Overall, this is a well-written manuscript with rigorous methodology and data analyses. However, there are several points described above needs to be clarified. In addition, I have some minor comments below which should help to improve the manuscript:

-           The title “Impact of BMAL1 Deletion in Skeletal Muscle on the Kidney 2 in Mice” should be changed and reflect the absence in BMAL1 -dependent skeletal muscle- kidney cross talk.

-           If possible, please include blood electrolytes for the potassium depletion experiment.

-           Figure 4 C, y-axes should be adjusted similarly to Figure 5A  

Author Response

We thank the reviewer and Editors for their helpful comments. Below we respond to each issue raised during the review. 

• Related to the urinary potassium data and the connection between skeletal muscle and kidney during potassium depletion, the reviewer noted "The authors need to discuss this point better and include these results in the abstract."
• Response: Thank you for this helpful comment, which prompted us to dig a little deeper into the literature. We came across what is now Ref 31, a paper by McFarlin et al., on the topic of coordinate adaptations of skeletal muscle and kidney during dietary potassium depletion. We added the urinary potassium data to the abstract and we have added a new paragraph to the discussion to note that the lack of serum potassium data is a limitation of this work. We also cited the McFarlin data to highlight the important connection between skeletal muscle and kidney for potassium balance. 

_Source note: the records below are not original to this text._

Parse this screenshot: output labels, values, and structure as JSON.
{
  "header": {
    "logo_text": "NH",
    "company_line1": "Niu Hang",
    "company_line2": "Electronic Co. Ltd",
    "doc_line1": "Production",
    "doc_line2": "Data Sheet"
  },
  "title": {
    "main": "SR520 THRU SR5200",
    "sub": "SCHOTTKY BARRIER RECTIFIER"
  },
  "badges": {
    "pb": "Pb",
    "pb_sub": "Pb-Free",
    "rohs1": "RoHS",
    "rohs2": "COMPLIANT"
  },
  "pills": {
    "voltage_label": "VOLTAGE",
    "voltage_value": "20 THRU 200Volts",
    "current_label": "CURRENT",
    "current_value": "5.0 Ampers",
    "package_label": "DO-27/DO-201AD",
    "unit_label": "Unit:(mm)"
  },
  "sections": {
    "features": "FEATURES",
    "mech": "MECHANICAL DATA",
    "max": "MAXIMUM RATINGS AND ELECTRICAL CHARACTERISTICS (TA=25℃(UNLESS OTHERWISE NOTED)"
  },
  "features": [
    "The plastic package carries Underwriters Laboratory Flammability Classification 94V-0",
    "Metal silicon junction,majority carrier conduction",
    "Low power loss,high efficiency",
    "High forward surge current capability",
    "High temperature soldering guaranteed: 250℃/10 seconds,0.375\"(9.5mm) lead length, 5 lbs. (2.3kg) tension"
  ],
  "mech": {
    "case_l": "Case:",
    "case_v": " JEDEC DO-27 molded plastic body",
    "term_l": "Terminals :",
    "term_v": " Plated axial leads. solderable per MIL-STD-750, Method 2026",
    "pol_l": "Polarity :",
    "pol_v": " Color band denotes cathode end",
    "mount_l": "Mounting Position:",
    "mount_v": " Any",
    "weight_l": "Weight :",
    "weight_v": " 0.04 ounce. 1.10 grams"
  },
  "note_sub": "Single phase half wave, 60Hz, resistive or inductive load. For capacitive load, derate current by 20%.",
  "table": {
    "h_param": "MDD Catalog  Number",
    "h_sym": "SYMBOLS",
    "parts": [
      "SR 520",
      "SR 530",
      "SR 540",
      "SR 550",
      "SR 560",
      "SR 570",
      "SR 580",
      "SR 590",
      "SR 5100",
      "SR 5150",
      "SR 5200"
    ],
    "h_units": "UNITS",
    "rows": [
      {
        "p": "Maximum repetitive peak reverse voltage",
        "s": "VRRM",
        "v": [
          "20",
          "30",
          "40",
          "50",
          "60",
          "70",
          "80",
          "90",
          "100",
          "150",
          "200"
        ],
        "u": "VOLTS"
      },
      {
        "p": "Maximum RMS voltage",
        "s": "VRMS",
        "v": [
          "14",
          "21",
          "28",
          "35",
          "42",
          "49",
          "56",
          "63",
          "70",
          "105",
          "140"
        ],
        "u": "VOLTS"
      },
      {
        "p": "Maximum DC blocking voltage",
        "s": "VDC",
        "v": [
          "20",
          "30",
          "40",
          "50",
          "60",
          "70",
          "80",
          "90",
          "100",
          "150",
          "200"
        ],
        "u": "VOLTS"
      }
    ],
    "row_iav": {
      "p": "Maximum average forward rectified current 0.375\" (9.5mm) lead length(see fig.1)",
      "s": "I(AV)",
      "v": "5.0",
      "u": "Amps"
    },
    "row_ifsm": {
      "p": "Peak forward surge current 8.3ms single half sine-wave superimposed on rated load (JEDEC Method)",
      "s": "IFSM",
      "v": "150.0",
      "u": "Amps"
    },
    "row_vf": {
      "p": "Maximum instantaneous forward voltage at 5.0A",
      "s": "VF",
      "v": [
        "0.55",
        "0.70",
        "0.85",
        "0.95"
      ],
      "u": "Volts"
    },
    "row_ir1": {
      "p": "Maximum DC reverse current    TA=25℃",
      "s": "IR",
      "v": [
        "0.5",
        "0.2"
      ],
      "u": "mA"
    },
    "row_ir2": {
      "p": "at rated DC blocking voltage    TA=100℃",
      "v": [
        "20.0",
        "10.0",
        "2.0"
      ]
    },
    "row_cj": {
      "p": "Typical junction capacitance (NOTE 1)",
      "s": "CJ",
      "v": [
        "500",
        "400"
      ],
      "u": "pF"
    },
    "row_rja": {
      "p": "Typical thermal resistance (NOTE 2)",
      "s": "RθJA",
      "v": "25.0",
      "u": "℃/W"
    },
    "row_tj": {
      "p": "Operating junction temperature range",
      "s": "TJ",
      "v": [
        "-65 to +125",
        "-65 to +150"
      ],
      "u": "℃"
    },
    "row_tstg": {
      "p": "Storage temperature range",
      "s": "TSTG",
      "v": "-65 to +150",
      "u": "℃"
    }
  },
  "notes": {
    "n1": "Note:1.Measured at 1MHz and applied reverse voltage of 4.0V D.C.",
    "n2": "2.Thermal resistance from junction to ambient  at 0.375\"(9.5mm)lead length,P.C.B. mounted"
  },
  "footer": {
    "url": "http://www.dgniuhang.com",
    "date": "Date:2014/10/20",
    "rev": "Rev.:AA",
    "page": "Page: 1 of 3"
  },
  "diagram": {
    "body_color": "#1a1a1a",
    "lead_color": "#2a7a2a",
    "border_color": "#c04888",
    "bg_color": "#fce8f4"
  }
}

•           The title “Impact of BMAL1 Deletion in Skeletal Muscle on the Kidney 2 in Mice” should be changed and reflect the absence in BMAL1 -dependent skeletal muscle- kidney cross talk.
• Response: The title has been changed to "Apparent Absence of BMAL1-Dependent Skeletal Muscle-Kidney Cross Talk in Mice."
•           If possible, please include blood electrolytes for the potassium depletion experiment.
• We regret that we are unable to provide these data. Following the low K experiment, the mice were transferred back to our collaborator, Dr. Esser. Due to the time at which the animals were later euthanized, it was not possible to collect blood. 
•           Figure 4 C, y-axes should be adjusted similarly to Figure 5A  
• Response: Thank you for this comment, this change has been made.